The Fish and Wildlife Service says in the proposed rule that "big game hunting on refuges would change minimally," since most of the practices are banned already. Any change would be offset by "other sites (outside refuges) gaining participants," the agency said.
But the rule "disallows predator management ... to benefit human consumptive uses and provide food security," Dale said. In that sense, it could impact subsistence hunters who may be faced with a lower moose population, for example.
Some of those opposed to the regulations argue that the federal government is really going after hunting practices that it opposes on ethical terms, not scientific terms, such as certain practices surrounding hunting bears in dens, or using bait, and by shortening the season for taking wolves and coyotes in some areas.

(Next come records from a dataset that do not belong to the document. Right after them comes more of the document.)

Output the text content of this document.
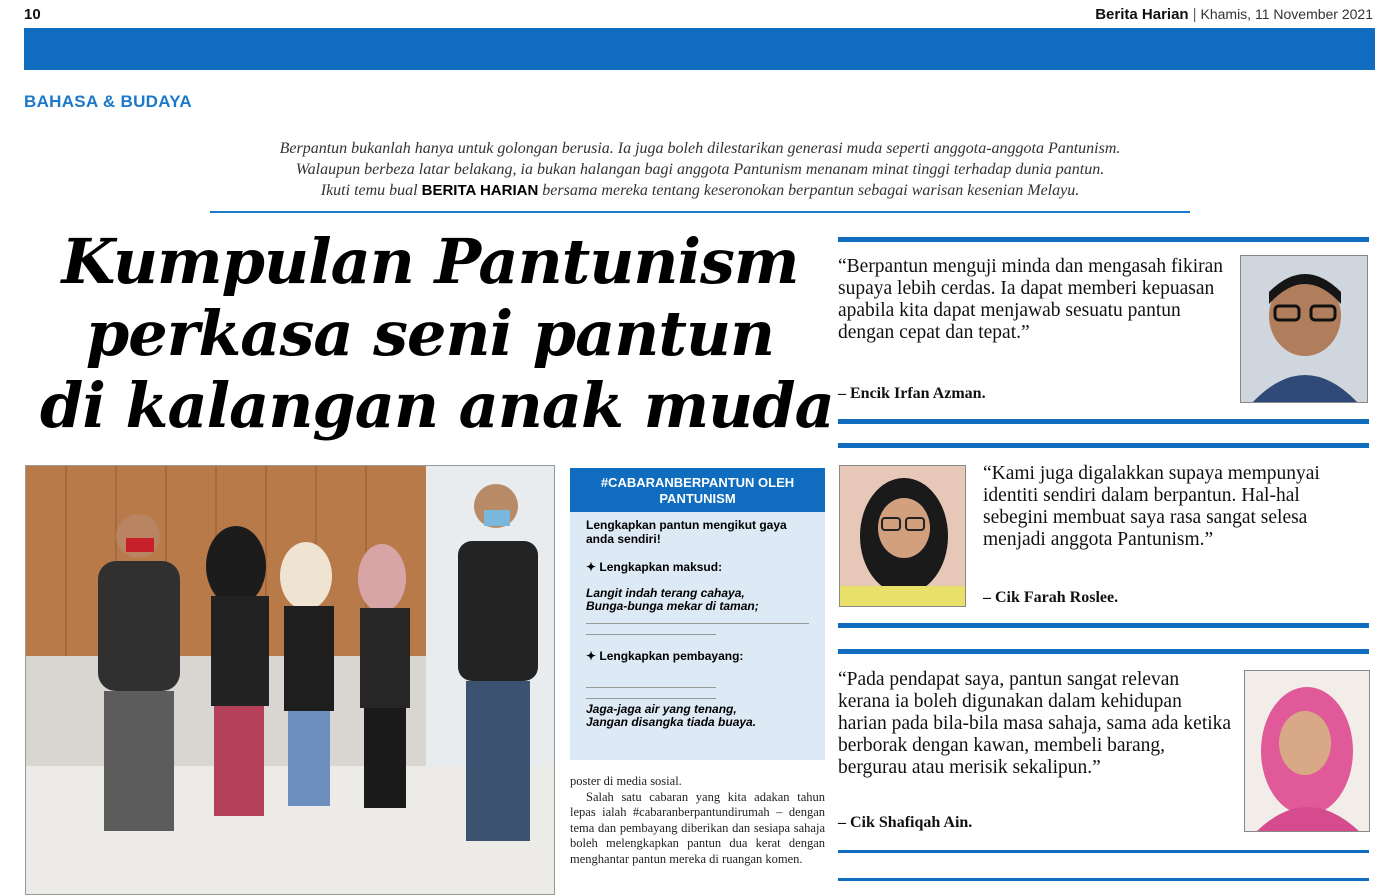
10	Berita Harian | Khamis, 11 November 2021
BAHASA & BUDAYA
Berpantun bukanlah hanya untuk golongan berusia. Ia juga boleh dilestarikan generasi muda seperti anggota-anggota Pantunism.
Walaupun berbeza latar belakang, ia bukan halangan bagi anggota Pantunism menanam minat tinggi terhadap dunia pantun.
Ikuti temu bual BERITA HARIAN bersama mereka tentang keseronokan berpantun sebagai warisan kesenian Melayu.
Kumpulan Pantunism
perkasa seni pantun
di kalangan anak muda
#CABARANBERPANTUN OLEH PANTUNISM
Lengkapkan pantun mengikut gaya anda sendiri!
✦ Lengkapkan maksud:
Langit indah terang cahaya,
Bunga-bunga mekar di taman;
✦ Lengkapkan pembayang:
Jaga-jaga air yang tenang,
Jangan disangka tiada buaya.

poster di media sosial.

Salah satu cabaran yang kita adakan tahun lepas ialah #cabaranberpantundirumah – dengan tema dan pembayang diberikan dan sesiapa sahaja boleh melengkapkan pantun dua kerat dengan menghantar pantun mereka di ruangan komen.

“Berpantun menguji minda dan mengasah fikiran supaya lebih cerdas. Ia dapat memberi kepuasan apabila kita dapat menjawab sesuatu pantun dengan cepat dan tepat.”
– Encik Irfan Azman.
“Kami juga digalakkan supaya mempunyai identiti sendiri dalam berpantun. Hal-hal sebegini membuat saya rasa sangat selesa menjadi anggota Pantunism.”
– Cik Farah Roslee.
“Pada pendapat saya, pantun sangat relevan kerana ia boleh digunakan dalam kehidupan harian pada bila-bila masa sahaja, sama ada ketika berborak dengan kawan, membeli barang, bergurau atau merisik sekalipun.”
– Cik Shafiqah Ain.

Tonneson said ethics considerations are "not our reasoning for proposing to prohibit these things," and noted that for legal subsistence hunters, practices could continue. It's "not so much an ethics debate for us," but preventing the "cumulative impacts from opening that up to a wide range of people, including folks from the Lower 48."
But "I don't think there's going to be much change there, personally," Tonneson said.
Some of the practices listed by the Fish and Wildlife Service are already banned by the state, such as killing wolves or wolverines from an aircraft or on the same day as air travel has occurred.
And predator reduction on refuges hasn't been something the state or federal government has been doing for decades, noted Dale, the state official. So in many instances, there would be no change instigated by the new regulation.
"They're banning something that they already weren't allowing," Dale said.
Dale suggested there is a lot of pressure to control nonhuman predators in places where the moose population is low, so the new regulation would strengthen the Fish and Wildlife Service when it comes to refusing.
"I believe that their intent ... is to make it clear to everyone that this is not going to be allowed. I think that's probably the main thing," Dale said.
Tonneson noted the agency is "not done yet. It's a proposed rule" and the agency wants to hear from the public and is open to changes.
The U.S. Fish and Wildlife Service is taking public comment on its proposed rule until March 7, though Alaska Gov. Bill Walker plans to ask the federal government to double the public comment period for the rule.
There will be nine public hearings. Comments can be submitted online through regulations.gov using docket number FWS-R7-NWRS-2014-0005, or by mail to: Public Comments Processing, Attn: [FWS-R7-NWRS-2014-0005]; Division of Policy, Performance, and Management Programs; U.S. Fish and Wildlife Service, MS: BPHC; 5275 Leesburg Pike, Falls Church, VA 22041.